Photographer: Marko Durica/Reuters
Ukraine is ready to discuss “neutral status” in face-to-face talks with Russia in Turkey, President Volodymyr Zelenskiy has said.
“Our goal is obvious: peace and the restoration of normal life in our home state as soon as possible,” Zelenskiy said in a late-night video message that also laid out his negotiating red lines. “The sovereignty and territorial integrity of Ukraine are beyond doubt. Effective security guarantees for our state are mandatory.”
He used a video interview with independent Russian media outlets to signal his willingness to discuss the idea of Ukraine adopting a “neutral status” and also to make compromises on the status of the eastern Donbas region, in order to secure a peace deal. with Russia. But he said he was unwilling to discuss demilitarization and said Ukrainians would have to vote in a referendum to approve their country adopting a neutral status.

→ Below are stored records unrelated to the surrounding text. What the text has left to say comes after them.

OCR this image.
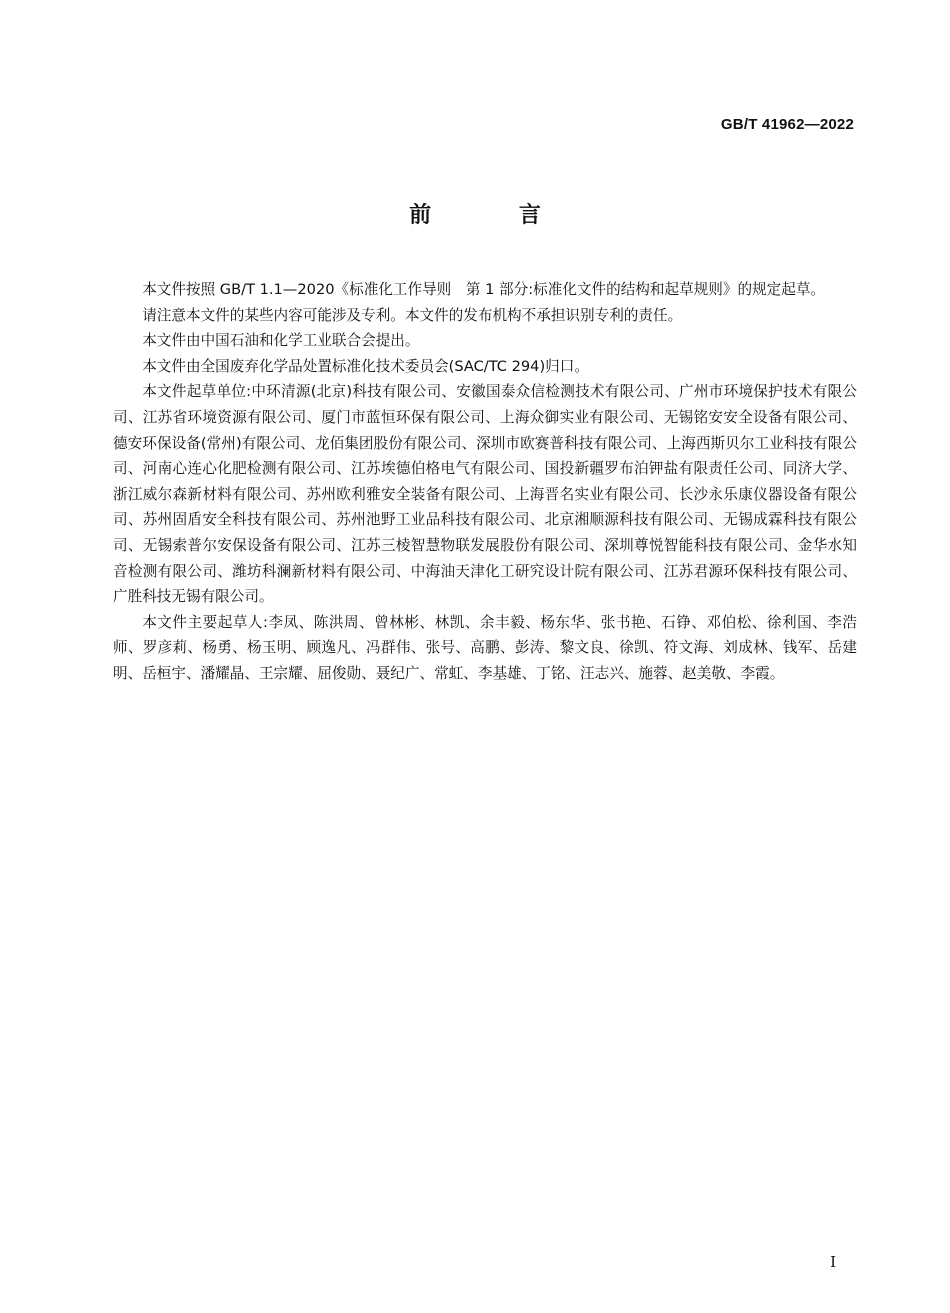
GB/T 41962—2022
前 言

本文件按照 GB/T 1.1—2020《标准化工作导则　第 1 部分:标准化文件的结构和起草规则》的规定起草。

请注意本文件的某些内容可能涉及专利。本文件的发布机构不承担识别专利的责任。

本文件由中国石油和化学工业联合会提出。

本文件由全国废弃化学品处置标准化技术委员会(SAC/TC 294)归口。

本文件起草单位:中环清源(北京)科技有限公司、安徽国泰众信检测技术有限公司、广州市环境保护技术有限公司、江苏省环境资源有限公司、厦门市蓝恒环保有限公司、上海众御实业有限公司、无锡铭安安全设备有限公司、德安环保设备(常州)有限公司、龙佰集团股份有限公司、深圳市欧赛普科技有限公司、上海西斯贝尔工业科技有限公司、河南心连心化肥检测有限公司、江苏埃德伯格电气有限公司、国投新疆罗布泊钾盐有限责任公司、同济大学、浙江威尔森新材料有限公司、苏州欧利雅安全装备有限公司、上海晋名实业有限公司、长沙永乐康仪器设备有限公司、苏州固盾安全科技有限公司、苏州池野工业品科技有限公司、北京湘顺源科技有限公司、无锡成霖科技有限公司、无锡索普尔安保设备有限公司、江苏三棱智慧物联发展股份有限公司、深圳尊悦智能科技有限公司、金华水知音检测有限公司、潍坊科澜新材料有限公司、中海油天津化工研究设计院有限公司、江苏君源环保科技有限公司、广胜科技无锡有限公司。

本文件主要起草人:李凤、陈洪周、曾林彬、林凯、余丰毅、杨东华、张书艳、石铮、邓伯松、徐利国、李浩师、罗彦莉、杨勇、杨玉明、顾逸凡、冯群伟、张号、高鹏、彭涛、黎文良、徐凯、符文海、刘成林、钱军、岳建明、岳桓宇、潘耀晶、王宗耀、屈俊勋、聂纪广、常虹、李基雄、丁铭、汪志兴、施蓉、赵美敬、李霞。

I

Related: The drone operators who stopped the Russian convoy heading to kyiv
Several rounds of talks have already failed to end the war sparked by the Russian invasion, now in its second month.
The latest round of negotiations, due to start on Monday, comes amid warnings that the situation in the defeated city of Mariupol is now “catastrophic” and Joe Biden sought to limit the fallout from his statement over the weekend that Vladimir Putin “cannot stay in power.”
Asked on Sunday if he wanted to see Putin removed from office in Russia, he simply said “no.”
The president’s original comments were quickly pushed back by the White House and Secretary of State Antony Blinken, who insisted the US had “no regime change strategy in Russia, or anywhere else.” The UK, Germany and France also distanced themselves from Biden’s seemingly unintended comment.
French President Emmanuel Macron said Sunday that he would not have used Biden’s words, adding that he saw his task as “first achieving a ceasefire and then the total withdrawal of [Russian] troops by diplomatic means.
He told France 3 broadcaster: “If we want to do that, we can’t scale either in words or actions.”
In his video address, Zelenskiy lamented a Russian invasion that has killed thousands and devastated numerous cities, amid questions about whether near-stalemate fighting has forced Moscow to moderate its demands.
The Ukrainian military claimed in its latest operational report that Russia had withdrawn troops from surrounding kyiv after suffering significant losses. Meanwhile, the UK Defense Ministry said Moscow was “effectively isolating Ukraine from international maritime trade” with its blockade in the Black Sea and continuing to carry out sporadic missile attacks on targets across Ukraine.
Concerns remain about Russia’s sincerity in the talks, with Ukraine’s intelligence chief Gen. Kyrylo Budanov suggesting that Putin is trying to split Ukraine in two, emulating the post-war split between North and South Korea. .
Budanov said he believed Putin had reconsidered his full occupation plan since he failed to quickly seize Ukraine’s capital kyiv and topple Zelenskiy’s government, raising the possibility of a protracted conflict.
Some 170,000 civilians remain trapped in Mariupol without adequate food, water or medicine as the southern port city is turning to “dust” from Russian shelling, according to Ukraine’s Foreign Ministry.
Zelenskiy claimed that Russia had taken 2,000 children from Mariupol, according to a press release published by the president’s office on Sunday night. “According to our data, more than 2,000 children were deported. Which means they were kidnapped. Because we don’t know the exact locations of all these children. There were children with and without parents. It’s a catastrophe, it’s horrible.”
Zelenskiy said the city remained blockaded by the Russian military, describing the situation as a humanitarian catastrophe. “Food, medicine and water cannot be delivered. Russian troops are bombing humanitarian convoys and killing the drivers.”
France, Greece and Turkey hope to launch a “humanitarian operation” to evacuate civilians within days, according to Macron, who has sought approval from Putin.
In other developments:
The UN estimates that at least 1,100 civilians have been killed and more than 10 million displaced in a devastating war that has lasted far longer than Moscow expected.
Ukraine’s deputy prime minister has accused Russia of “irresponsible” acts around the occupied Chernobyl power plant that could send radiation to much of Europe, and urged the United Nations to send a mission to assess the risks in an update to its Telegram account.
Hollywood celebrities highlighted the cost to civilians with a moment of silence at Sunday’s Oscars ceremony in Los Angeles, calling for support for “the people of Ukraine who are currently facing invasion, conflict and prejudice within their own borders.”